Misgendering children isn’t a reasonable religious accommodation, rules a federal court in regards to public school teachers.
In 2018, music teacher John Kluge violated his school’s policy of supporting transgender students by refusing to use their proper names and pronouns when asked to. He filed a lawsuit alleging that he was forced to resign over the incident, and that that consequence of his actions violated his constitutional right of religious freedom.
Kluge claimed that his Christian beliefs meant he could not in good conscience use supportive language for his transgender students, and had petitioned the school in the past to enforce teachers to only use their students’ ‘legal’ names and pronouns.
One of his trans students said that Kluge’s treatment made him “feel alienated, upset, and dehumanized. It made me dread going to orchestra class each day.”
Kluge was represented by the anti-LGBTQ+ legal group Alliance Defending Freedom (ADF), which self-labels as a conservative Christian legal advocacy group and is a recognized hate group.
In 2021, a federal judge ruled against Kluge.
“Students and teachers complained that Mr.

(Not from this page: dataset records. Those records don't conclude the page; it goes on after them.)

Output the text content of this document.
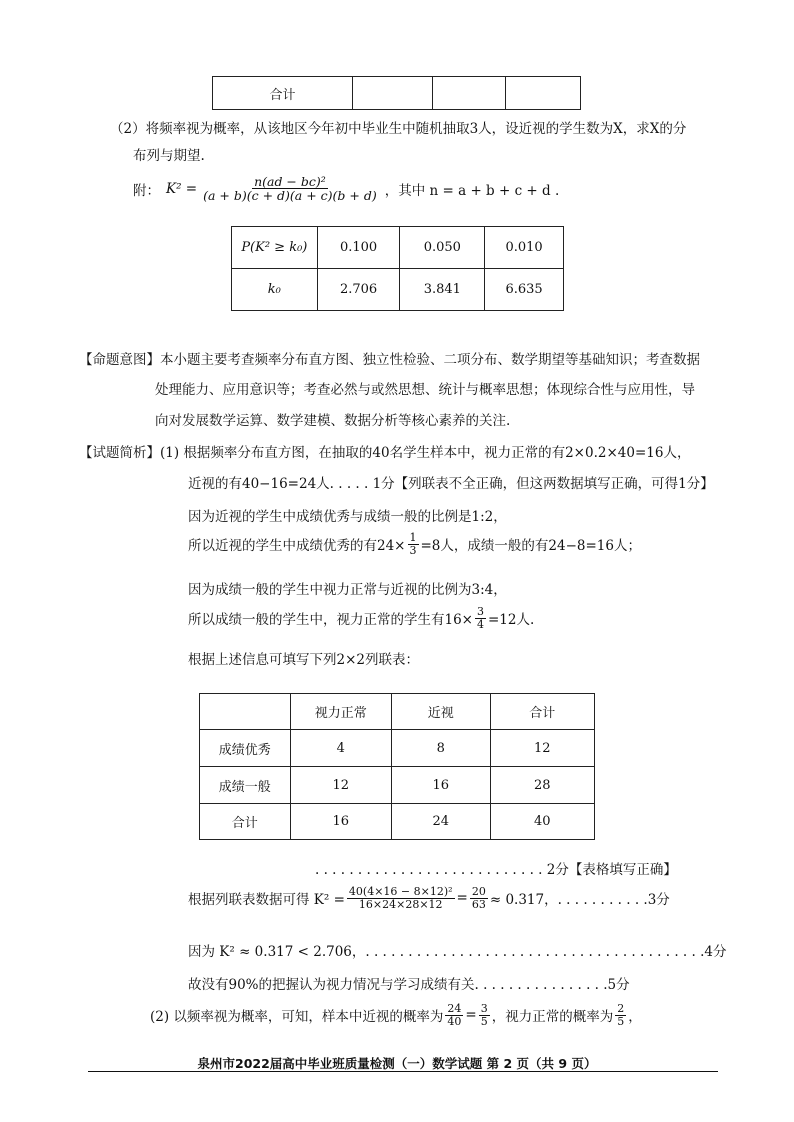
合计			
（2）将频率视为概率，从该地区今年初中毕业生中随机抽取3人，设近视的学生数为X，求X的分
布列与期望.
附： $K^2 = \frac{\text{n(ad − bc)²}}{(a + b)(c + d)(a + c)(b + d)}$ ，其中 n = a + b + c + d .
P(K² ≥ k₀)	0.100	0.050	0.010
k₀	2.706	3.841	6.635
【命题意图】本小题主要考查频率分布直方图、独立性检验、二项分布、数学期望等基础知识；考查数据
处理能力、应用意识等；考查必然与或然思想、统计与概率思想；体现综合性与应用性，导
向对发展数学运算、数学建模、数据分析等核心素养的关注.
【试题简析】(1) 根据频率分布直方图，在抽取的40名学生样本中，视力正常的有2×0.2×40=16人，
近视的有40−16=24人. . . . . 1分【列联表不全正确，但这两数据填写正确，可得1分】
因为近视的学生中成绩优秀与成绩一般的比例是1:2，
所以近视的学生中成绩优秀的有$24\times \frac{1}{3} =8$人，成绩一般的有24−8=16人；
因为成绩一般的学生中视力正常与近视的比例为3:4，
所以成绩一般的学生中，视力正常的学生有$16\times \frac{3}{4} =12$人.
根据上述信息可填写下列2×2列联表：
	视力正常	近视	合计
成绩优秀	4	8	12
成绩一般	12	16	28
合计	16	24	40
. . . . . . . . . . . . . . . . . . . . . . . . . . . 2分【表格填写正确】
根据列联表数据可得 $K^2 = \frac{\text{40(4×16 − 8×12)²}}{16\times 24\times 28\times 12} = \frac{20}{63} \approx 0.317$，. . . . . . . . . . .3分
因为 K² ≈ 0.317 < 2.706，. . . . . . . . . . . . . . . . . . . . . . . . . . . . . . . . . . . . . . . .4分
故没有90%的把握认为视力情况与学习成绩有关. . . . . . . . . . . . . . . .5分
(2) 以频率视为概率，可知，样本中近视的概率为 $\frac{24}{40} = \frac{3}{5}$ ，视力正常的概率为 $\frac{2}{5}$ ，
泉州市2022届高中毕业班质量检测（一）数学试题 第 2 页（共 9 页）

Kluge’s behavior was insulting or offensive and made his classroom environment unwelcoming and uncomfortable,” Justice Magnus-Stinson wrote in her 2021 decision. “[One student] quit orchestra entirely.”
Kluge appealed the decision, and now a higher court has upheld the decision. In this ruling, the justice wrote that religious accommodation is not a reason to justify harming students by misgendering them, just because they are transgender. It would be bullying and cruel to do it to a cisgender student, and so it is the same to do it to a transgender student.
Paul Castillo, an attorney at Lambda Legal, told reporters that “This [decision] is a tremendous victory for transgender students who are seeking equal education in classrooms, who are seeking to be safe and respected alongside their peers. I think what’s notable in the judge’s decision is the school’s mission to educate equally all students and that means teachers can’t use religion in ways that interfere with the ultimate obligation of the school.”